Nel fondo pubblicato stamane (27 maggio ndr) dal Corriere della sera, Alberto Alesina e Francesco Giavazzi, prendendo spunto dalla situazione italiana ma facendo riferimento ad un fenomeno che non è solo italiano, osservano che i cosiddetti “populisti” non solo combattono le élites, ma, ed è questa a loro dire la novità, “rifiutano anche la competenza, cioè la conoscenza acquisita con l’istruzione e l’esperienza”. Osservano perciò, sconsolati, che oggi “pare che essere incompetenti, non avere una buona istruzione, non avere alcuna esperienza, sia un merito”.
La loro analisi è poggiata su dati e impressioni evidenti, e almeno in parte condivisibili: è anzi diventata una sorta di luogo comune intellettuale. Sarebbe però opportuno anche capire perché si è arrivati a tanto, usando un minimo di senso storico. Parlare genericamente di una “ribellione delle masse” significa infatti, a mio avviso, affrontare il problema solo da un lato: la “ribellione”, se ci è stata, si è accompagnata ad un opposto e speculare “tradimento delle élites”. Il quale si è consumato proprio perché queste ultime sono venute meno alla loro missione, intellettuale prima che politica.

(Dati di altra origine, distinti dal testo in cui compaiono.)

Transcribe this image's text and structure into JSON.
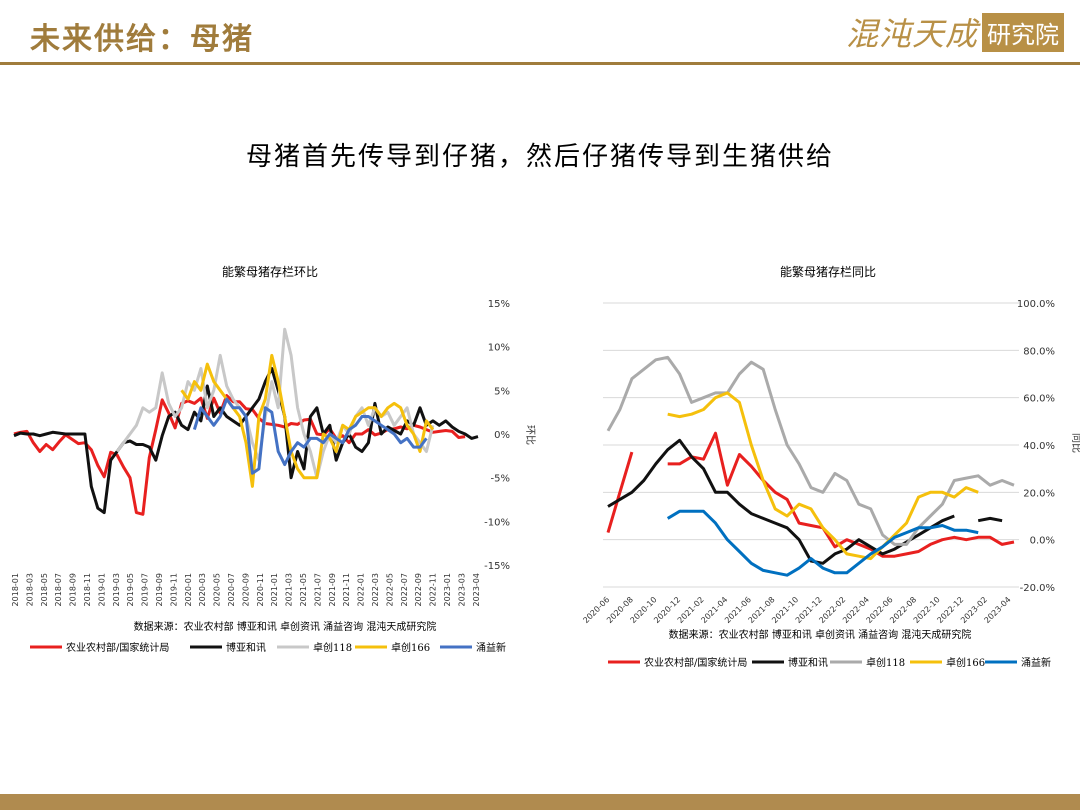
{
  "header": {
    "title": "未来供给：母猪"
  },
  "logo": {
    "script_text": "混沌天成",
    "box_text": "研究院"
  },
  "headline": "母猪首先传导到仔猪，然后仔猪传导到生猪供给",
  "chart_data": [
    {
      "type": "line",
      "title": "能繁母猪存栏环比",
      "ylabel": "环比",
      "ylim": [
        -0.15,
        0.15
      ],
      "y_ticks": [
        "15%",
        "10%",
        "5%",
        "0%",
        "-5%",
        "-10%",
        "-15%"
      ],
      "y_tick_values": [
        0.15,
        0.1,
        0.05,
        0.0,
        -0.05,
        -0.1,
        -0.15
      ],
      "x_ticks": [
        "2018-01",
        "2018-03",
        "2018-05",
        "2018-07",
        "2018-09",
        "2018-11",
        "2019-01",
        "2019-03",
        "2019-05",
        "2019-07",
        "2019-09",
        "2019-11",
        "2020-01",
        "2020-03",
        "2020-05",
        "2020-07",
        "2020-09",
        "2020-11",
        "2021-01",
        "2021-03",
        "2021-05",
        "2021-07",
        "2021-09",
        "2021-11",
        "2022-01",
        "2022-03",
        "2022-05",
        "2022-07",
        "2022-09",
        "2022-11",
        "2023-01",
        "2023-03"
      ],
      "x_extra_ticks": [
        "2023-04"
      ],
      "source": "数据来源：农业农村部 博亚和讯 卓创资讯 涌益咨询 混沌天成研究院",
      "series": [
        {
          "name": "农业农村部/国家统计局",
          "color": "#e8201f",
          "values": [
            0.0,
            0.002,
            0.003,
            -0.01,
            -0.02,
            -0.012,
            -0.018,
            -0.009,
            -0.001,
            -0.006,
            -0.011,
            -0.01,
            -0.018,
            -0.036,
            -0.049,
            -0.021,
            -0.024,
            -0.038,
            -0.05,
            -0.09,
            -0.092,
            -0.027,
            0.005,
            0.039,
            0.024,
            0.007,
            0.035,
            0.038,
            0.035,
            0.041,
            0.018,
            0.041,
            0.024,
            0.044,
            0.037,
            0.037,
            0.029,
            0.028,
            0.018,
            0.012,
            0.011,
            0.01,
            0.008,
            0.012,
            0.011,
            0.016,
            0.017,
            0.0,
            -0.001,
            0.006,
            -0.005,
            -0.002,
            -0.01,
            0.0,
            0.0,
            0.005,
            -0.001,
            0.001,
            0.005,
            0.006,
            0.008,
            0.006,
            0.01,
            0.008,
            0.005,
            0.002,
            0.003,
            0.004,
            0.003,
            -0.004,
            -0.003
          ]
        },
        {
          "name": "博亚和讯",
          "color": "#111111",
          "values": [
            -0.002,
            0.001,
            0.0,
            0.0,
            -0.002,
            0.0,
            0.002,
            0.001,
            0.0,
            0.0,
            0.0,
            0.0,
            -0.06,
            -0.085,
            -0.09,
            -0.03,
            -0.02,
            -0.01,
            -0.008,
            -0.012,
            -0.012,
            -0.015,
            -0.03,
            -0.002,
            0.02,
            0.025,
            0.01,
            0.005,
            0.025,
            0.015,
            0.055,
            0.02,
            0.03,
            0.02,
            0.015,
            0.01,
            0.02,
            0.03,
            0.04,
            0.06,
            0.075,
            0.05,
            0.02,
            -0.05,
            -0.02,
            -0.04,
            0.02,
            0.03,
            0.0,
            0.01,
            -0.03,
            -0.01,
            0.0,
            -0.015,
            -0.02,
            -0.01,
            0.035,
            0.0,
            0.008,
            0.004,
            0.0,
            0.015,
            0.01,
            0.03,
            0.01,
            0.015,
            0.01,
            0.015,
            0.008,
            0.003,
            0.0,
            -0.005,
            -0.003
          ]
        },
        {
          "name": "卓创118",
          "color": "#c8c8c8",
          "values": [
            null,
            null,
            null,
            null,
            null,
            null,
            null,
            null,
            null,
            null,
            null,
            null,
            null,
            null,
            null,
            null,
            -0.02,
            -0.01,
            0.0,
            0.01,
            0.03,
            0.025,
            0.03,
            0.07,
            0.035,
            0.02,
            0.03,
            0.06,
            0.05,
            0.075,
            0.03,
            0.05,
            0.09,
            0.055,
            0.04,
            0.03,
            0.02,
            -0.01,
            -0.03,
            0.02,
            0.06,
            0.03,
            0.12,
            0.09,
            0.03,
            0.0,
            -0.02,
            -0.05,
            -0.02,
            0.0,
            -0.01,
            0.01,
            0.0,
            0.02,
            0.03,
            0.01,
            0.03,
            0.02,
            0.025,
            0.01,
            0.02,
            0.03,
            0.0,
            -0.01,
            -0.02,
            0.01
          ]
        },
        {
          "name": "卓创166",
          "color": "#f5c00c",
          "values": [
            null,
            null,
            null,
            null,
            null,
            null,
            null,
            null,
            null,
            null,
            null,
            null,
            null,
            null,
            null,
            null,
            null,
            null,
            null,
            null,
            null,
            null,
            null,
            null,
            null,
            null,
            0.05,
            0.04,
            0.06,
            0.05,
            0.08,
            0.06,
            0.05,
            0.04,
            0.03,
            0.02,
            -0.01,
            -0.06,
            0.02,
            0.04,
            0.09,
            0.06,
            0.02,
            -0.02,
            -0.04,
            -0.05,
            -0.05,
            -0.05,
            0.0,
            -0.005,
            -0.02,
            0.01,
            0.005,
            0.02,
            0.025,
            0.03,
            0.03,
            0.02,
            0.03,
            0.035,
            0.03,
            0.01,
            0.0,
            -0.02,
            0.015,
            0.005
          ]
        },
        {
          "name": "涌益新",
          "color": "#4472c4",
          "values": [
            null,
            null,
            null,
            null,
            null,
            null,
            null,
            null,
            null,
            null,
            null,
            null,
            null,
            null,
            null,
            null,
            null,
            null,
            null,
            null,
            null,
            null,
            null,
            null,
            null,
            null,
            null,
            null,
            0.005,
            0.03,
            0.02,
            0.01,
            0.02,
            0.04,
            0.03,
            0.03,
            0.02,
            -0.045,
            -0.04,
            0.03,
            0.025,
            -0.02,
            -0.035,
            -0.02,
            -0.01,
            -0.015,
            -0.005,
            -0.005,
            -0.01,
            0.0,
            -0.005,
            -0.01,
            0.005,
            0.01,
            0.02,
            0.02,
            0.015,
            0.01,
            0.005,
            0.0,
            -0.01,
            -0.005,
            -0.015,
            -0.015,
            -0.005
          ]
        }
      ]
    },
    {
      "type": "line",
      "title": "能繁母猪存栏同比",
      "ylabel": "同比",
      "ylim": [
        -0.2,
        1.0
      ],
      "y_ticks": [
        "100.0%",
        "80.0%",
        "60.0%",
        "40.0%",
        "20.0%",
        "0.0%",
        "-20.0%"
      ],
      "y_tick_values": [
        1.0,
        0.8,
        0.6,
        0.4,
        0.2,
        0.0,
        -0.2
      ],
      "x_ticks": [
        "2020-06",
        "2020-08",
        "2020-10",
        "2020-12",
        "2021-02",
        "2021-04",
        "2021-06",
        "2021-08",
        "2021-10",
        "2021-12",
        "2022-02",
        "2022-04",
        "2022-06",
        "2022-08",
        "2022-10",
        "2022-12",
        "2023-02",
        "2023-04"
      ],
      "source": "数据来源：农业农村部 博亚和讯 卓创资讯 涌益咨询 混沌天成研究院",
      "series": [
        {
          "name": "农业农村部/国家统计局",
          "color": "#e8201f",
          "values": [
            0.03,
            0.2,
            0.37,
            null,
            null,
            0.32,
            0.32,
            0.35,
            0.34,
            0.45,
            0.23,
            0.36,
            0.31,
            0.25,
            0.2,
            0.17,
            0.07,
            0.06,
            0.05,
            -0.03,
            0.0,
            -0.02,
            -0.04,
            -0.07,
            -0.07,
            -0.06,
            -0.05,
            -0.02,
            0.0,
            0.01,
            0.0,
            0.01,
            0.01,
            -0.02,
            -0.01
          ]
        },
        {
          "name": "博亚和讯",
          "color": "#111111",
          "values": [
            0.14,
            0.17,
            0.2,
            0.25,
            0.32,
            0.38,
            0.42,
            0.35,
            0.3,
            0.2,
            0.2,
            0.15,
            0.11,
            0.09,
            0.07,
            0.05,
            0.0,
            -0.09,
            -0.1,
            -0.06,
            -0.04,
            0.0,
            -0.03,
            -0.06,
            -0.04,
            -0.01,
            0.02,
            0.05,
            0.08,
            0.1,
            null,
            0.08,
            0.09,
            0.08
          ]
        },
        {
          "name": "卓创118",
          "color": "#aaaaaa",
          "values": [
            0.46,
            0.55,
            0.68,
            0.72,
            0.76,
            0.77,
            0.7,
            0.58,
            0.6,
            0.62,
            0.62,
            0.7,
            0.75,
            0.72,
            0.55,
            0.4,
            0.32,
            0.22,
            0.2,
            0.28,
            0.25,
            0.15,
            0.13,
            0.02,
            -0.02,
            -0.02,
            0.05,
            0.1,
            0.15,
            0.25,
            0.26,
            0.27,
            0.23,
            0.25,
            0.23
          ]
        },
        {
          "name": "卓创166",
          "color": "#f5c00c",
          "values": [
            null,
            null,
            null,
            null,
            null,
            0.53,
            0.52,
            0.53,
            0.55,
            0.6,
            0.62,
            0.58,
            0.4,
            0.25,
            0.13,
            0.1,
            0.15,
            0.13,
            0.05,
            0.0,
            -0.06,
            -0.07,
            -0.08,
            -0.03,
            0.02,
            0.07,
            0.18,
            0.2,
            0.2,
            0.18,
            0.22,
            0.2
          ]
        },
        {
          "name": "涌益新",
          "color": "#0070c0",
          "values": [
            null,
            null,
            null,
            null,
            null,
            0.09,
            0.12,
            0.12,
            0.12,
            0.07,
            0.0,
            -0.05,
            -0.1,
            -0.13,
            -0.14,
            -0.15,
            -0.12,
            -0.08,
            -0.12,
            -0.14,
            -0.14,
            -0.1,
            -0.06,
            -0.03,
            0.01,
            0.03,
            0.05,
            0.05,
            0.06,
            0.04,
            0.04,
            0.03
          ]
        }
      ]
    }
  ]
}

Non dimentichiamo che il Novecento, il secolo scorso, è stato il secolo della politica, cioè della iperpoliticizzazione della società, ma anche il secolo in cui gli intellettuali hanno preteso, fallendo miseramente, di farsi “consiglieri del principe”: o direttamente, quelli più o meno “organici”, o indirettamente, sotto le vestigia niente affatto “neutrali” del “tecnico” o dell’esperto.
Ciò che è stata tradita è stata nientemeno che l’“autonomia della cultura”, che era poi l’ideale classico e non positivistico-razionalistico del lavoro intellettuale. Ne è risultata fuori una mezza cultura, un pensiero comune e conformistico, basato spesso su dati presuntivamente “oggettivi”.
Il pensatore americano Dwight Mcdonald ne illustrò i caratteri, in modo magistrale e ancora valido, nel suo classico saggio del 1960 intitolato: Masscut e Midcult. A partire da allora, la cultura, che è di per sé sforzo e sacrificio, è stata sempre più divulgata e trasmessa secondo canoni formali (ad esempio quelli certificati da un test o da un curriculum (per restare nell’attualità politica) che poco hanno a che fare con il suo valore specificamente spirituale. La gente semplice, che non ha gli strumenti per giudicare, ha così ritenuto che quella proposta, attraverso i media, da intellettuali à la page fosse la vera cultura, e che bastava andare ad ascoltare una “lectio magistralis” di un “professore emerito” (l’enfasi non difetta certo nei nostri tempi), ad esempio in uno dei tanti festival che si svolgono in giro per l’Italia, per acquistarne un po’. Non sapendo che, in questo modo, non solo non si acquista un bel nulla, ma finisce per farsi un’idea sbagliata del lavoro intellettuale, il quale, per quanto si voglia dire, si fa soprattutto sui libri e in autonomia, nel chiuso di una stanza. La gente semplice, in cambio di poco, ha finito così per rinunciare anche alla cosa più importante che possedeva, per intuito o esperienza: il buon senso.
Certo, oggi non si può non tenere conto delle moderne modalità di comunicazione di massa del pensiero, e di tanti altri elementi legati al nostro tempo. Ritengo, tuttavia, che gli uomini di pensiero dovrebbero aiutare anche a tener ben vivo lo spirito della cultura vera.
Ovviamente, io sto qui considerando solo un aspetto della questione, ma, nell’attuale dibattito sull’incompetenza, mi sembra che sia assente. Credo che tenerlo presente ci porterebbe non solo ad avere una visione più completa del problema, ma anche ad evitare accuratamente che la retorica sull’incompetenza sia fatta propria, come sta avvenendo, dai principali responsabili della situazione in atto.